Sheriff Robert Jonsen | May 3, 2024
Sheriff Robert Jonsen Talks with Julie Learmond-Criqui from Courageous Heart

What would happen if law enforcement agencies prioritized wellness and resilience at the top of their organizational goals? Below, get inspired by Bob Jonsen — Sheriff of Santa Clara County — who is making significant contributions to establish and share initiatives that support this vision alongside other leaders in his organization. In the following interview, Sheriff Jonsen discusses this groundbreaking work with Julie Learmond-Criqui — program director for Compassion Institute’s Courageous Heart trainings.

Since becoming Sheriff of Santa Clara County, you have been selected to Chair the California State Sheriffs Association’s first Wellness Committee. Tell us about your goals and how the committee will be supporting wellness for Sheriff's Office personnel in California.

The committee is tasked with developing new ideas and sharing perspectives to better deliver information, resources, and programs focused on health and wellness. In April of this year, we hosted our first Wellness Workshop for law enforcement personnel and covered Peer Support Programs, including Processing Trauma and Building a Toolkit to Thrive.


The workshop was well received, and another one will be scheduled for the end of the year. We will also be presenting these topics to the state’s 58 sheriffs at the CSSA Annual Conference in June.

In your own organization, how important is health and wellness, and what is your commitment?

The Santa Clara County Sheriff’s Office has made health and wellness an operational priority and we have adopted the motto of “Be Fit. Be Well. Be More.” The average life expectancy of a law enforcement officer is 57 years. That’s 22 years less than the general population. Contributing factors include long hours, sleep deprivation, chronic stress, and dangerous working conditions. Additionally, limited time with family and friends and burnout can take a toll.

The Sheriff’s Office recognizes how these stressors affect mental, emotional, and physical health and well-being. We strive to provide a healthy environment, programs, trainings, and services to encourage health and wellness. We want our employees to thrive — not just survive their careers, and continue to thrive well past the age of 57. We believe that mentally and physically fit employees result in safer communities and happier families.

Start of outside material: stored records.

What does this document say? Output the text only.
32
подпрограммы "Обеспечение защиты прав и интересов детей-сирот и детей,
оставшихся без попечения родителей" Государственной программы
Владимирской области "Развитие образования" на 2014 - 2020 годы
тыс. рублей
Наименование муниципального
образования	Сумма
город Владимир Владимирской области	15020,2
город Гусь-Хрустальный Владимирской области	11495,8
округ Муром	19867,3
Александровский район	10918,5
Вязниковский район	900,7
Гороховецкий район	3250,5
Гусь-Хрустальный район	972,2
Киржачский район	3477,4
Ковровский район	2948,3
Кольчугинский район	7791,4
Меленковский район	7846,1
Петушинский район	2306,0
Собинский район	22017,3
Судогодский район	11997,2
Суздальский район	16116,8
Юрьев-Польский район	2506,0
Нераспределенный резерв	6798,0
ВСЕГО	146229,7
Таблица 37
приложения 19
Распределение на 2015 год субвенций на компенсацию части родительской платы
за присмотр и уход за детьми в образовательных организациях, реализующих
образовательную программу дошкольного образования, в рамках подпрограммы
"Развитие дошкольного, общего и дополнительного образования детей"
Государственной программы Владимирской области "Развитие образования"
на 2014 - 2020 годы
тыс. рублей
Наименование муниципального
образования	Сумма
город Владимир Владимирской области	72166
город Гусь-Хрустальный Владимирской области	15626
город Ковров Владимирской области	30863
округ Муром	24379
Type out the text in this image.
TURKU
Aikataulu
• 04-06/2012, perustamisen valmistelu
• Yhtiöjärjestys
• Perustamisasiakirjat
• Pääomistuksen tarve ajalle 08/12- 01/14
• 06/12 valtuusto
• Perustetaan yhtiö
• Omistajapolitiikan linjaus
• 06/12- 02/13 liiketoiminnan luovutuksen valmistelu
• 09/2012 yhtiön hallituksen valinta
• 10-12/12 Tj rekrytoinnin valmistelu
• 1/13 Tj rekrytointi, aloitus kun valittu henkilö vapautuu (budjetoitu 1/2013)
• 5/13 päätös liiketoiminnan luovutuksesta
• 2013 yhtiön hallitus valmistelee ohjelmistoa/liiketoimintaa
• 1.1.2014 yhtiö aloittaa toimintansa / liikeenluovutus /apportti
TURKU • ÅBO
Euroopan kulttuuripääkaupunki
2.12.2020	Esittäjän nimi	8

In Fall 2023, we hired a wellness coordinator to oversee and collaborate with individuals, groups, and other organizations to support our employees’ overall health and wellness. Our coordinator has been instrumental in motivating the workforce to be engaged in their own well-being. She consistently sends information on healthy habits and provides detailed recommendations for staff to implement into their daily routine. One popular program is our “Wellness Wednesday” campaign where every week a new fitness video is sent out and all staff are allowed to wear their “Unleash Your Potential” t-shirt.

Does compassion training play a part?

Yes, we have offered Compassion Institute’s Courageous Heart POST-certified resilience, compassion, and leadership training to all supervisors — and more than 100 have so far taken part. The feedback has been phenomenal, and we are working on providing the training to all members of the organization as soon as funding is identified. We are also offering Compassion Cultivation Training© to our inmate population, thanks to CCT™ facilitators Chanda Dharap and Christine Ferry. The first group will complete the 8-week course in June.